Zaten bu yazıya temel olarak bu şirketin son araştırmasını almamın nedeni de bu.

Araştırmanın hata payı, + / - 3 olarak belirtilmiş. 10 – 18 Aralık tarihleri arasında bilgisayar destekli telefon ve yüz yüze gerçekleştirilen anket şeklinde yapılmış.

Buna göre Erdoğan'ın oyu yüzde 39,3.

Benzeri başka araştırmalarda da "Cumhurbaşkanlığı seçiminde oyumu Erdoğan'a veririm" diyenler bu seviyede görünüyor.

Alabileceği en yüksek oy 40 ve 36'ya kadar düşebileceğini gösteren araştırmalar da var.

Son araştırmada ikinci sıra yüzde 15,7 ile Kemal Kılıçdaroğlu'nun.

Mansur Yavaş (12,2), Ekrem İmamoğlu (9,2), Meral Akşener (7,4), Selahattin Demirtaş (7,0), Devlet Bahçeli (3,0), Muharrem İnce (0,9), Ali Babacan (0,8), Fatih Erbakan (0,6), Ümit Özdağ (0,6), Abdullah Gül (0,5), Ahmet Davutoğlu (0,2), Temel Karamollaoğlu (0,2) ve "diğer" (2,4).

Bu sonuçlar "fikrim yok" diyenler ve yanıt vermek istemeyenler (12,3) dağıtıldıktan sonraki durumu gösteriyor.

Bu yüzde 12,3 dağıtılmadan önce Erdoğan'ın 34,5'te kaldığını da ekleyeyim.

Aynı şirketin Kasım ayında benzeri yöntem ve kitle ile yaptığı araştırmada Erdoğan, + / - 2 hata payıyla, oyların yüzde 41,2'sini alıyor.

İkinci sırada Kasım ayında Ekrem İmamoğlu var (10,7).

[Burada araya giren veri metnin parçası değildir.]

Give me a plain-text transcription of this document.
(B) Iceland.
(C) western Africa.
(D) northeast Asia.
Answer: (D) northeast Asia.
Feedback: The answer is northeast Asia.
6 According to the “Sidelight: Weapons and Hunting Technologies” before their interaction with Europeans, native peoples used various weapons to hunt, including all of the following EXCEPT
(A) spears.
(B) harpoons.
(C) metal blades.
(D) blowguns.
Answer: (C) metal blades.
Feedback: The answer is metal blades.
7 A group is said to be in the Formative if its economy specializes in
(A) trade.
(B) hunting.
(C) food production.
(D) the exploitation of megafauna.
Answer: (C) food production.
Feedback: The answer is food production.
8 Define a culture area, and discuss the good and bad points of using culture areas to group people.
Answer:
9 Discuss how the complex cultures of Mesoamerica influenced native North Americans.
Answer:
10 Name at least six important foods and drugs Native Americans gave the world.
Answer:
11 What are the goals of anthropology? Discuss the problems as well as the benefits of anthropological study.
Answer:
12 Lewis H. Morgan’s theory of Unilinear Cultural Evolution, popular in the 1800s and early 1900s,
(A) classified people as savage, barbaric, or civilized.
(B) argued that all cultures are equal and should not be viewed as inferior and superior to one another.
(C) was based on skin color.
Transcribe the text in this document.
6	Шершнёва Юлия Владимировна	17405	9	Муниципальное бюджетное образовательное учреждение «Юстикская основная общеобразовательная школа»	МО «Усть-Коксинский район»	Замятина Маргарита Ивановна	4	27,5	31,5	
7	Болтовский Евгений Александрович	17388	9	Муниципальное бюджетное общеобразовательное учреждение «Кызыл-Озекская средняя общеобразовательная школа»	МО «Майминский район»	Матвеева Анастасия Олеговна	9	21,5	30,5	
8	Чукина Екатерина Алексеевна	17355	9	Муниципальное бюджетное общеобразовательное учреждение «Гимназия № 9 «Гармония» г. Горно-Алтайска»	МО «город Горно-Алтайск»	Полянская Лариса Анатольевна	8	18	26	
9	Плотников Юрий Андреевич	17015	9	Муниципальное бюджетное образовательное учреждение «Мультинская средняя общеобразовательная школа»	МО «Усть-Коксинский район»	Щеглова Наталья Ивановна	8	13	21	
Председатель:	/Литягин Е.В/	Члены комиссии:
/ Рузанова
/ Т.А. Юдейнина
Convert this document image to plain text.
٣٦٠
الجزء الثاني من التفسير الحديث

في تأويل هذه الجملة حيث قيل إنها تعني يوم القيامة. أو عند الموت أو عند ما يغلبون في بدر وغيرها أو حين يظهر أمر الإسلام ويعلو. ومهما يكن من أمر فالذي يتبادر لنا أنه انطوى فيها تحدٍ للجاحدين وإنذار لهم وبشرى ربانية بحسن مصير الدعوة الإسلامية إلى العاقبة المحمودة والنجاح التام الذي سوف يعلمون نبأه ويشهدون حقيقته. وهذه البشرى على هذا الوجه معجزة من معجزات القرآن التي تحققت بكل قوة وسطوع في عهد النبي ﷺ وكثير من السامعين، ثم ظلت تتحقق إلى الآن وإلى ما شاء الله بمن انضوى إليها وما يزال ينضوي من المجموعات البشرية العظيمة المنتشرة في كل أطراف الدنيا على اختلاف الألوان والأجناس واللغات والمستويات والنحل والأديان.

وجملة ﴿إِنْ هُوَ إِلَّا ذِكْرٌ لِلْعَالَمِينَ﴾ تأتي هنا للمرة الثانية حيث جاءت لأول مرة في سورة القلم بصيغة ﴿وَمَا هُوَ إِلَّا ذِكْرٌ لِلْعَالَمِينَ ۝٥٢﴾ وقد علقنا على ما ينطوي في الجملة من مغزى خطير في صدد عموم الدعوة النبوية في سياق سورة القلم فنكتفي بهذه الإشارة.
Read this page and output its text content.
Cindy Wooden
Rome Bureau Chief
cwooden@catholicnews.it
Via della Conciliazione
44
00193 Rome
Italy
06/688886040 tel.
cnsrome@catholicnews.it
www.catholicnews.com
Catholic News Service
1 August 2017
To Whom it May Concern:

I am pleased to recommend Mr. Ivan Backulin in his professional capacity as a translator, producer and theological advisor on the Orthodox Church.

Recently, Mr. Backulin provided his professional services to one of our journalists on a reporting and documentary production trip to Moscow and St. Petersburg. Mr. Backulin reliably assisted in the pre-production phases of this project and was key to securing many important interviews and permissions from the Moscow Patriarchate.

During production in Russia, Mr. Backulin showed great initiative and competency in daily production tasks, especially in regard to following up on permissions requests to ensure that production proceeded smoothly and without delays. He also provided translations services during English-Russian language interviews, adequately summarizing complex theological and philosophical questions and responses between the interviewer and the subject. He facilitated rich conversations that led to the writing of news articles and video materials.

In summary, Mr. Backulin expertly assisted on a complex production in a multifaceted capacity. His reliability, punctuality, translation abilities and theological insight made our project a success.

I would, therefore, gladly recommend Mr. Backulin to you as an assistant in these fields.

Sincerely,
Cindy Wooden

Sonrası da şöyle: Mansur Yavaş (10,1), Selahattin Demirtaş (9,6), Meral Akşener (7,3), Kemal Kılıçdaroğlu (5,7), Devlet Bahçeli (3,5), Ali Babacan (2,3) şeklinde sıralanıyor. Diğer isimler Aralık ayındaki sonuçlara yakın çıkmış.

Kemal Kılıçdaroğlu'nun AKP'ye yakın bir şirketin araştırmasında bir ay içinde yüzde 5,7'den yüzde 15,7'ye çıkması acayip bir gelişme gibi görünüyor.

Bir ay içinde aynı şirketin araştırmasında altıncı sıradan, ikinci sıraya yükselmiş! İmamoğlu ise ikincilikten dördüncülüğe düşmüş.

Onun için Erdoğan dışındaki sonuçları bir kenara bırakalım.

Görülüyor ki Erdoğan alabileceği oyunun üst sınırına ulaşmış.

Seçimin iki büyük ittifakın adayları arasında geçeceğini varsaymamızda bir sorun olmaz.

Bu durumda Erdoğan'ın oyuna bir miktar Bahçeli oyu eklemek gerek.

Bahçeli'nin tüm oyunun, fire vermeden Erdoğan'a gideceğini varsaysak bile Erdoğan yüzde 45'i bulamıyor.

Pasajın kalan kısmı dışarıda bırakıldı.